So the time has come, It’s time for the big Interview. This Month I have John Kirton joining me. He and his wife Robin are the only parents in America who have six children on the autism spectrum. WOW. This Interview is a great insight into the lives of a family with six amazing children. Welcome to the Big Interview. ENJOY 🙂


Hi John it’s really great to have this chance to chat with you today.

How are you?

I am doing FANTASTIC, thanks for asking.


And how is your wife and the children?


We have had a really good winter this year.  The last few years one of the children would bring home a cold or the flu from school, then another would get it. The next couple of weeks it would go through the entire family.  And that happened 3-5 times during each winter season.  It wasn’t much fun.  This year?  Just once and it affected only a few of the children.  We feel that taking supplements and a special diet have helped quite a bit.


So John for those that do not know! Why is it that you understand so much about Autism spectrum?

Well I’m no expert on Autism itself, but I am learning all the time.  

Is it true that all six of your children are on the autism spectrum ?

 Yes, it is true.


How is life for you and your wife?

 Well, six children were as much as we were counting on. However, when Autism came into the picture it added to the time and emotional requirements.

My son has ASD ( Aspergers ) He can be a little bit of a handful at times! But having Six children on the spectrum wow I’m guessing family life can be a little hectic.

 Very true, people do not know the half of it unless they have an Autistic child.  I read somewhere that having an Autistic child was the equivalent of having 3-4 “normal” children. If that’s true, we have 18-24 children!  No wonder we are a little crazy at the end of the day.


So Where along on the spectrum are your children?


Bobby (15), Emma (11) and Nephi (10) are all Aspergers.  Sarah (7) and Ammon (5) are classic or the most severely Autistic.  And Mary (4) is PDD-NOS.  We have had a number of people ask about the origin of the children’s names.  Some are because of my English heritage and some are from the Book of Mormon.  My Great-Grandfather, John Kirton, joined the Mormon Church in the 1890’s and immigrated from Wallsend, England to Coalville, Utah.


How does autism affect each one of your children?

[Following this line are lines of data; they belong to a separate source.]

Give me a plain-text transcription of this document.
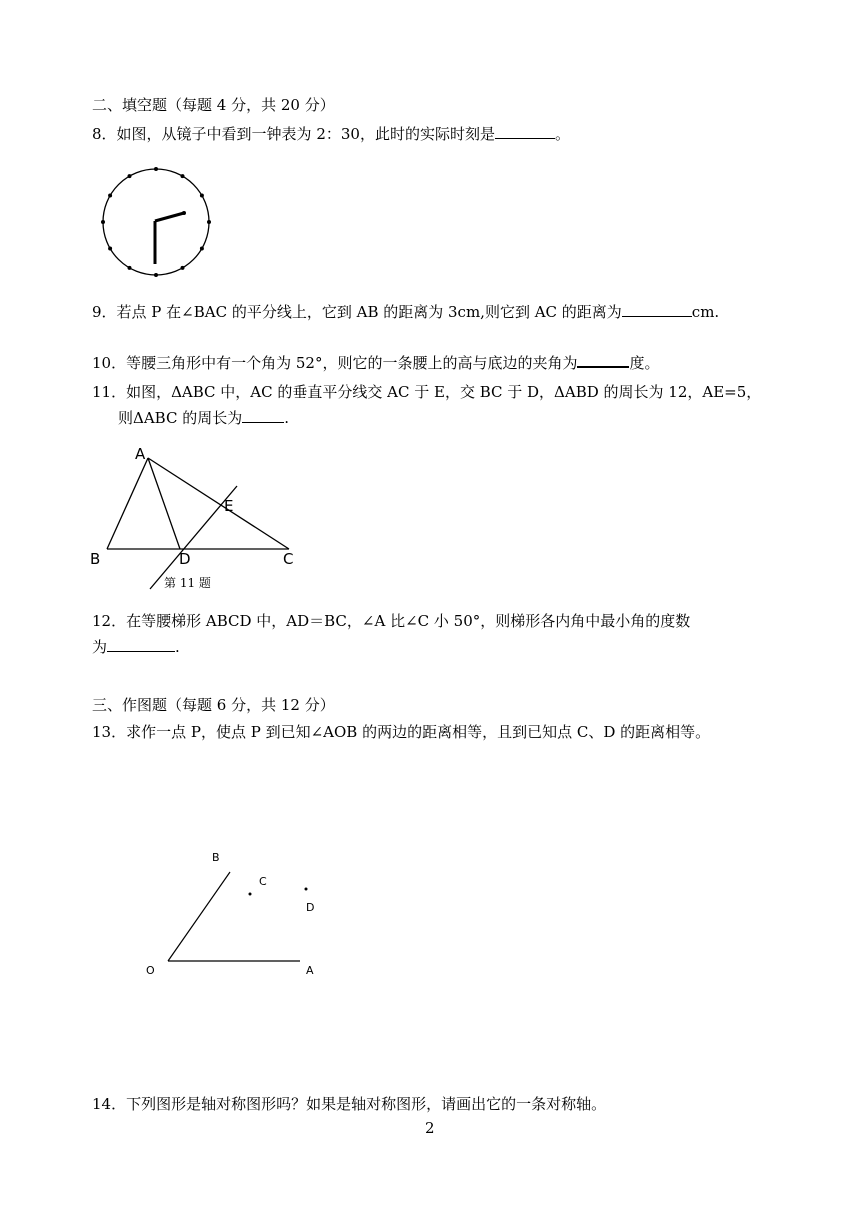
二、填空题（每题 4 分，共 20 分）
8．如图，从镜子中看到一钟表为 2：30，此时的实际时刻是	。
9．若点 P 在∠BAC 的平分线上，它到 AB 的距离为 3cm,则它到 AC 的距离为	cm.
10．等腰三角形中有一个角为 52°，则它的一条腰上的高与底边的夹角为	度。
11．如图，ΔABC 中，AC 的垂直平分线交 AC 于 E，交 BC 于 D，ΔABD 的周长为 12，AE=5，
则ΔABC 的周长为	.
A
B	C
D
E
第 11 题
12．在等腰梯形 ABCD 中，AD＝BC，∠A 比∠C 小 50°，则梯形各内角中最小角的度数
为	.
三、作图题（每题 6 分，共 12 分）
13．求作一点 P，使点 P 到已知∠AOB 的两边的距离相等，且到已知点 C、D 的距离相等。
B
C
D
O	A
14．下列图形是轴对称图形吗？如果是轴对称图形，请画出它的一条对称轴。
2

Whoa! I can write a book on that question alone.  Bobby is very quiet, does very well in school (mostly A’s), has no real friends and has few social skills.  Emma varies from being quiet to very emotional, she does OK in school, she will have emotional ‘meltdowns’ but has done better with the diet, and she is a fantastic artist, writer and likes to design clothes for her Barbie dolls. Nephi varies from being quiet to very emotional as well, and is a more outgoing male version of Emma. Instead of Barbie dolls, he likes Bakugan and Star Wars/Clone wars.  Sarah is very happy and bounces and moves around a lot. One of our many nicknames for her is ‘Tigger’ from Winnie the Pooh. Her favorite ‘stim’ right now is tearing and ripping any kind of paper.  She’ll sneak away with a roll of paper towels or dinner napkins and we’ll find her bedroom ankle deep with the shredded remains. She has just a few words that we must coach her to say. And she is not potty-trained.  Ammon is much like Sarah in many respects.  His favorite ‘stims’ are flapping his hands, bobbing his head and watching doors that he can open and close (see him at the Zoo on my YouTube channel, He can climb anywhere and up and over most everything.  He has NO fear. He too is not potty-trained.  Mary is our child that is the most ‘normal’ of the bunch.  We thought the Doctor would say she was not Autistic, but she was diagnosed as PDD-NOS.  She talks well, has friends at school and is just a bit delayed right now.  However, at 4 years, 4 months she too is not potty-trained.  But she is at least working on it.  Looks like I did write a book.


Are any of the children home schooled? 

 No.  Robin says, “What, do you want me to totally lose my mind? LOL.


I love your site Autism Bites , I’m a big fan. Where do you find the time to add to this fantastic site?

I do it in spurts and usually when the children are in bed.

 Do you get much time for anything other then parenting?.  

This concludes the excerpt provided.